How can AI focus on quality over quantity?
AI can either amplify the old model (more engagement, more swiping) or build a new one. Iris chose the second path.
Done right, an AI dating app behaves less like an arcade and more like a match analyst that learns your personal “AttractionDNA”:
- You train the model on real examples
- You show the app people you find genuinely attractive
- You also show clear “no” examples
- Over time, the AI learns patterns in faces, expressions, styles, and more
- The AI searches for strong, not lukewarm, attraction
- Instead of “anyone in your area,” it prioritizes profiles that fit your pattern of strong attraction
- It also looks for signs that the other person is likely to feel that spark back
- The system works with the math, not against it
- If strong one-sided attraction is ~1 in 1,000, AI can narrow the pool dramatically before you ever swipe
- Mutual strong attraction (the ~1 in 1,000,000 scenario) becomes something the system is actively targeting, not leaving purely to chance
Iris is one concrete example of this philosophy: it uses AI not to write your messages or gamify your time, but to predict mutual attraction and surface fewer, better matches.
What outcomes should I expect with AI-driven matching?
No responsible product can guarantee that you’ll find “the one.” But an AI built around mutual attraction and authenticity can reasonably aim for improvements like:
- Fewer, more relevant profiles You see a smaller set of people that are closer to your actual type, instead of endless noise.
- Less time swiping, more time deciding The work shifts from “hunt through thousands of profiles” to “decide whether these few, highly curated options are right for you.”
- More matches that feel exciting on both sides Because the system is looking for mutual attraction, you’re less likely to end up in lukewarm, one-sided situations.
- Lower emotional burnout When you’re not constantly chasing small hits of validation, it’s easier to stay grounded, hopeful, and selective.
In Iris’s case, the entire product is oriented around those outcomes: use AI to raise the quality of intros rather than inflate the quantity of distractions.
How do verified intros change the experience?
“Verified intros” combine two ideas: real people and mutual intent.
In practice, that means:
- Profiles go through meaningful verification so you know there’s a real person behind the photos
- AI has already done a layer of filtering for potential mutual attraction
- You’re introduced only when there’s a strong reason to believe both of you might genuinely click
This changes the feel of the app:
- Less anxiety about whether the person is real or what they actually look like
- Fewer situations where you invest in someone who was never serious to begin with
- First messages that feel more intentional, because both sides already passed multiple “filters”
Iris was built from the ground up around this concept.

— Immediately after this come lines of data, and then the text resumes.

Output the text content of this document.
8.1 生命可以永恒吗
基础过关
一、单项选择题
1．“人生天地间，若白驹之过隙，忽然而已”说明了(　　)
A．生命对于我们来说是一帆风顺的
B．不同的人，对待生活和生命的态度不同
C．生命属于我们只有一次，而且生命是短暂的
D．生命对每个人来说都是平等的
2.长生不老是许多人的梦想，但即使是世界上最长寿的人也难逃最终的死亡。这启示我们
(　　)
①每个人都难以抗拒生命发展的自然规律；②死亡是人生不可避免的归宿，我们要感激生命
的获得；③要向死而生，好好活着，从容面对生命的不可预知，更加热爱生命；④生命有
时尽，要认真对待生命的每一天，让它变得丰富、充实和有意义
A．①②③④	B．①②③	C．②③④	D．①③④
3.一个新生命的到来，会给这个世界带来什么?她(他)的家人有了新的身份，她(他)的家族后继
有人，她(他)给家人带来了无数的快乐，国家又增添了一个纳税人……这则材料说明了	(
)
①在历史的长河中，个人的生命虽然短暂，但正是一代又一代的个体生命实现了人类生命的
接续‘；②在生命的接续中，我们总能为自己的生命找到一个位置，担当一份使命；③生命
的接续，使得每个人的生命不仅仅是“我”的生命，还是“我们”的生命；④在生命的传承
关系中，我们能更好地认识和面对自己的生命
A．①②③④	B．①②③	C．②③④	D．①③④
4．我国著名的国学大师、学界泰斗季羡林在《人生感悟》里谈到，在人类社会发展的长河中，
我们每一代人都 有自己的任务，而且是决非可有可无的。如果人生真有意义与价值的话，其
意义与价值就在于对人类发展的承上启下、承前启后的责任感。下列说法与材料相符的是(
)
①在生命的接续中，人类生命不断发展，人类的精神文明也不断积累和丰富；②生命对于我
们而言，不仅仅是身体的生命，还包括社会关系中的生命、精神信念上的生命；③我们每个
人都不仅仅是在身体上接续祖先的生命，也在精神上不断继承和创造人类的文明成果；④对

Its verification stance and AI matching work together: authenticity + attraction, safety + quality, not one or the other.
Bringing it all together
If dating apps have felt broken for you, it’s not a personal failing. It’s the result of:
- Popularity-driven algorithms
- Minimal verification and catfishing
- Swipe mechanics that reward time spent, not real connections
- A total disregard for the actual math of mutual attraction
AI doesn’t magically fix that on its own. But when it’s used to learn your preferences, predict mutual attraction, and gate introductions to verified, authentic people, the experience changes.
Iris is one example of an app built on that new model: fewer swipes, more signal, and a system designed to make rare, mutual attraction a little less of a lottery.